I have lots of support at a distance - family, friends, you guys - but I feel so alone in person. I don't know if I've ever felt so alone.


Dana - Sep 14, 2017 2:15:47 pm PDT #1868 of 8213
I'm terrifically busy with my ennui.

That sounds incredibly rough, Epic. I'm sorry.


EpicTangent - Sep 14, 2017 3:00:16 pm PDT #1869 of 8213
Why isn't everyone pelting me with JOY, dammit? - Zenkitty

Thanks for letting me unload.

I feel like my tears are so near the surface at all times that if I talk about how upset or worried or stressed I am, I start weeping all over the place, so I'm trying to keep it all crammed down under minimal control. Not really succeeding (my boss joked about where I disappear to, so I told her I was hiding in a disused office so I could talk to my mom's dr, and it's obvious I've been crying, so maybe she'll let up on the jokes for a bit), but it was a relief to articulate it.

This is also when I start retreating and living in my head too much, so I'm trying to remember to reach out for what help is available to me, too.


Kate P. - Sep 14, 2017 3:07:44 pm PDT #1870 of 8213
That's the pain / That cuts a straight line down through the heart / We call it love

Epic, I'm so sorry it's such a tough time for you.
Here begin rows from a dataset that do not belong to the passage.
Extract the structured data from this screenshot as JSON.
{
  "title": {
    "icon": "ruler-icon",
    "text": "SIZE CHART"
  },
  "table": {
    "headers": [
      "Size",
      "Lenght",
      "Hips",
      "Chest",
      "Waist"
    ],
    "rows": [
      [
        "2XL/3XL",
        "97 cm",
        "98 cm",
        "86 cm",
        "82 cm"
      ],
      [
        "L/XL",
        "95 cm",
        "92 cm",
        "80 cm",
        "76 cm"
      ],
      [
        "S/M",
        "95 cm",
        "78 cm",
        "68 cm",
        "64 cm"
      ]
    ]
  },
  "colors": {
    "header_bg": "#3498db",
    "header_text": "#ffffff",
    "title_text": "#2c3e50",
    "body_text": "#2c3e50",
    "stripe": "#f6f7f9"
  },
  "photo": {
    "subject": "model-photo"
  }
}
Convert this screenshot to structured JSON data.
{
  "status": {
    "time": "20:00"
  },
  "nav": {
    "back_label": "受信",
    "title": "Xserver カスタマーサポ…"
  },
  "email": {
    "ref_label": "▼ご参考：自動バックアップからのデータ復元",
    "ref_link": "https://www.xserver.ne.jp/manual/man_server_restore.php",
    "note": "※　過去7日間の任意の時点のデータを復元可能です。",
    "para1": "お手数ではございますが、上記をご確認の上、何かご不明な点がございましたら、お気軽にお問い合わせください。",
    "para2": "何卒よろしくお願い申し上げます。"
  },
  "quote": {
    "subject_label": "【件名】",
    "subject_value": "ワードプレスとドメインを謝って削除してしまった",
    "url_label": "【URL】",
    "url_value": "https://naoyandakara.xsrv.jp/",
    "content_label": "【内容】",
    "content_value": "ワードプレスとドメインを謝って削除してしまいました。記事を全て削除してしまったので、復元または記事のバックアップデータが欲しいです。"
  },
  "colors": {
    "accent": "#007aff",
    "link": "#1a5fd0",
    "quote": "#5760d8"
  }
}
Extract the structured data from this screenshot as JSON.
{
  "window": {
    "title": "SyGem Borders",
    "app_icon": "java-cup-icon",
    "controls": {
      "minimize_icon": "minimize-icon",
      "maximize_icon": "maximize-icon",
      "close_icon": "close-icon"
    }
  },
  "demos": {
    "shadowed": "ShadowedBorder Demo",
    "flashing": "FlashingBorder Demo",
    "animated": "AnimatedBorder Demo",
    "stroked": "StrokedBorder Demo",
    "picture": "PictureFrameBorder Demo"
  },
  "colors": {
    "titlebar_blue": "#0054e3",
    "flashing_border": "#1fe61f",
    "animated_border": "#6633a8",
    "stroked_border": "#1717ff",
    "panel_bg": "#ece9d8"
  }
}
That is a lot for you to handle. And you're not being selfish to want to take a day or night off to do something nice for yourself. Taking care of you is important too.


Hil R. - Sep 14, 2017 3:09:38 pm PDT #1871 of 8213
Sometimes I think I might just move up to Vermont, open a bookstore or a vegan restaurant. Adam Schlesinger, z''l

I am far too stressed out and running on far too little sleep this week. I started crying in front of a coworker today. (Luckily, it was someone who I'm friendly with, and who I don't think will think that I'm a total freak for it.)
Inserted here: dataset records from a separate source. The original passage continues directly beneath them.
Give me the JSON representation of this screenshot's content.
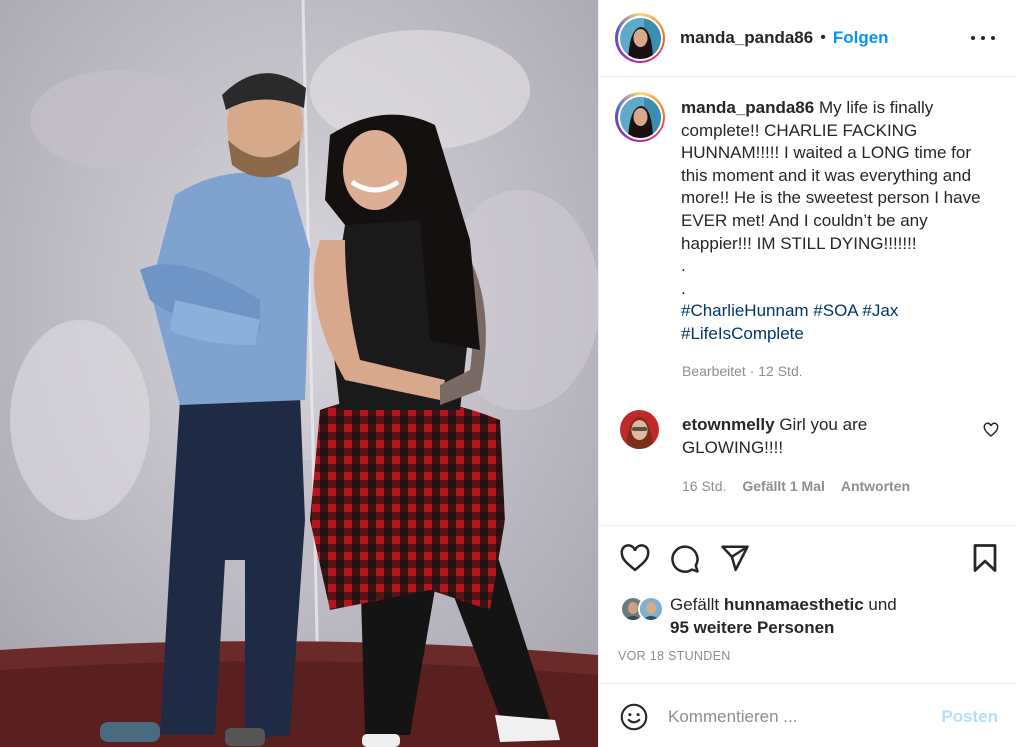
{
  "post": {
    "username": "manda_panda86",
    "follow_label": "Folgen",
    "dot": "•",
    "caption": {
      "username": "manda_panda86",
      "text": " My life is finally complete!! CHARLIE FACKING HUNNAM!!!!! I waited a LONG time for this moment and it was everything and more!! He is the sweetest person I have EVER met! And I couldn’t be any happier!!! IM STILL DYING!!!!!!!\n.\n.\n",
      "hashtags": "#CharlieHunnam #SOA #Jax\n#LifeIsComplete",
      "meta": "Bearbeitet · 12 Std."
    },
    "comments": [
      {
        "username": "etownmelly",
        "text": " Girl you are GLOWING!!!!",
        "time": "16 Std.",
        "likes": "Gefällt 1 Mal",
        "reply": "Antworten"
      }
    ],
    "likes": {
      "prefix": "Gefällt ",
      "user": "hunnamaesthetic",
      "middle": " und",
      "others": "95 weitere Personen"
    },
    "timestamp": "VOR 18 STUNDEN",
    "comment_input": {
      "placeholder": "Kommentieren ...",
      "post_label": "Posten"
    }
  },
  "icons": {
    "header_more": "more-options-icon",
    "like": "heart-icon",
    "comment": "comment-bubble-icon",
    "share": "paper-plane-icon",
    "save": "bookmark-icon",
    "emoji": "smiley-icon"
  },
  "colors": {
    "link": "#0095f6",
    "hashtag": "#00376b",
    "meta": "#8e8e8e",
    "post_disabled": "#b2dffc"
  }
}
Pix - Sep 14, 2017 4:59:46 pm PDT #1872 of 8213
We're all getting played with, babe. -Weird Barbie

Epic, I'm so sorry. You're dealing with so much. Do you have a support system or people to give you sanity breaks? What can we do?


amyth - Sep 14, 2017 6:03:31 pm PDT #1873 of 8213
And none of us deserving the cruelty or the grace -- Leonard Cohen

Epic, I'm so sorry you're dealing with all of this. It's a lot. I agree with Kate--it's important to take time for yourself. I wish you didn't feel so alone in all of this. If you want to talk, let me know. I'm happy to.


Calli - Sep 15, 2017 1:45:29 am PDT #1874 of 8213
I must obey the inscrutable exhortations of my soul—Calvin and Hobbs

Epic, that is a lot. I wish you had more F2F support. And I hope your dinner went better than expected.

Hil, I'm sorry about the stress.


amyth - Sep 15, 2017 3:29:33 am PDT #1875 of 8213
And none of us deserving the cruelty or the grace -- Leonard Cohen

Hil, and sj, sorry about all the stress.

Extra house ~ma to Pix and ND.

I didn't sleep a wink last night, so I'm going to have to leave work early and cancel physical therapy, because it's not safe for me to drive when I haven't slept. Too much of a seizure risk. Blah!


Calli - Sep 15, 2017 6:23:04 am PDT #1876 of 8213
I must obey the inscrutable exhortations of my soul—Calvin and Hobbs

Insomnia is the worst, amyth. Sorry.